*** Les venelles et traboules de la ville sont de véritables repères de vicieux individus ou de pauvres hères en détresse. Pour ma part c’est un vivier de gueules cassées et une galerie de portraits de cour des miracles.
Évidemment aller vagabonder dans ces ruelles étroites demande une certaine préparation.
Je m’apprête donc une semaine durant avant de faire une expédition dans le cloaque de la ville.
Sept jours sans ablution est le minimum pour obtenir cette exhalaison musquée et, disons le, ignominieuse qui me grimera en clochard des bas fonds. Je ressors ma capeline de son coffre scellé au goudron, tant le parfum méphitique est insupportable et je la revêts en plissant le museau. Les manches en sont assez larges pour que je puisse dessiner sans avoir à sortir le carnet au regard de tous.
Je ne m’encombre pas, comme on pourrait le penser, d’armes car elles pourraient être utilisées contre moi plutôt que pour assurer ma protection. Je suis un bien piètre combattant.
Dubulb' dit :
Mou : t’es meilleur à la course à pieds.
Grmmmmll...
Cette fosse putride est bien le seul endroit où mon physique tordu ne me dessert pas.

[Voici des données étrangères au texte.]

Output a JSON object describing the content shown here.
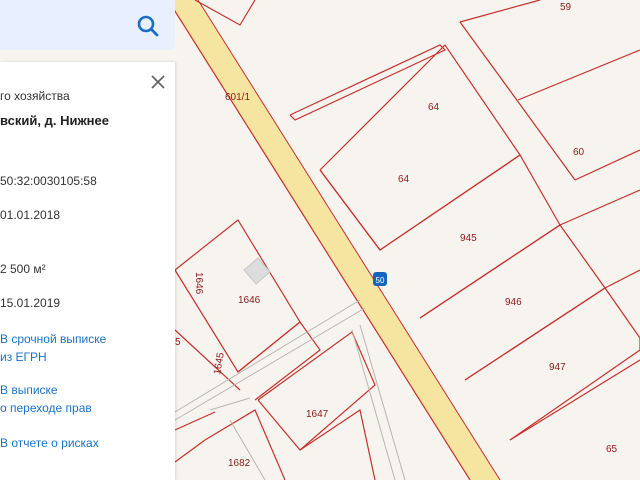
{
  "search": {
    "placeholder": ""
  },
  "panel": {
    "line1": "го хозяйства",
    "line2": "вский, д. Нижнее",
    "cadastral_number": "50:32:0030105:58",
    "date1": "01.01.2018",
    "area": "2 500 м²",
    "date2": "15.01.2019",
    "link1": [
      "В срочной выписке",
      "из ЕГРН"
    ],
    "link2": [
      "В выписке",
      "о переходе прав"
    ],
    "link3": "В отчете о рисках"
  },
  "map": {
    "plot_labels": [
      "59",
      "601/1",
      "64",
      "64",
      "60",
      "945",
      "946",
      "947",
      "65",
      "1646",
      "1646",
      "1645",
      "1647",
      "1682",
      "5"
    ],
    "road_marker": "50"
  },
  "colors": {
    "road": "#f7e6a6",
    "parcel_line": "#c8302e",
    "link": "#1a73c9",
    "search_bg": "#e8f0ff"
  }
}
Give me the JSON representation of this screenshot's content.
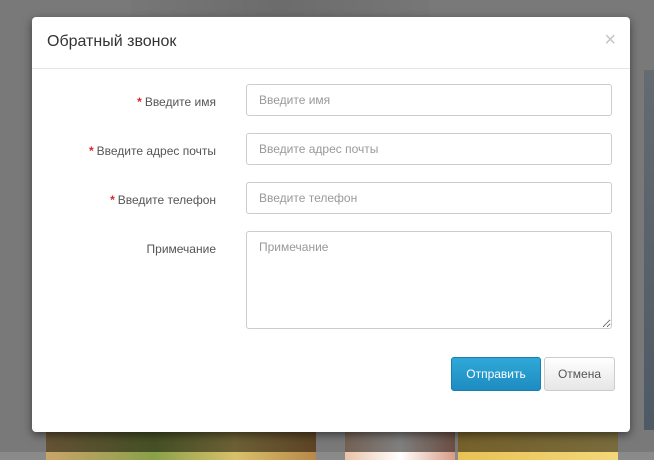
{
  "modal": {
    "title": "Обратный звонок",
    "close_symbol": "×"
  },
  "form": {
    "name": {
      "required_mark": "*",
      "label": "Введите имя",
      "placeholder": "Введите имя"
    },
    "email": {
      "required_mark": "*",
      "label": "Введите адрес почты",
      "placeholder": "Введите адрес почты"
    },
    "phone": {
      "required_mark": "*",
      "label": "Введите телефон",
      "placeholder": "Введите телефон"
    },
    "note": {
      "label": "Примечание",
      "placeholder": "Примечание"
    }
  },
  "buttons": {
    "submit_label": "Отправить",
    "cancel_label": "Отмена"
  },
  "colors": {
    "primary": "#1e8cc1",
    "required": "#d9262c"
  }
}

Je suis chez moi parmi les unijambistes, les blessés de guerre ou les bossus. On hésite parfois à s’en prendre à une créature comme moi car je sais faire pitié le moment s’en faisant sentir ; et si d’aventure des maraudeurs passent la barrière de compassion du tout un chacun, mon odeur se charge d’élever un rempart infranchissable entre eux et moi.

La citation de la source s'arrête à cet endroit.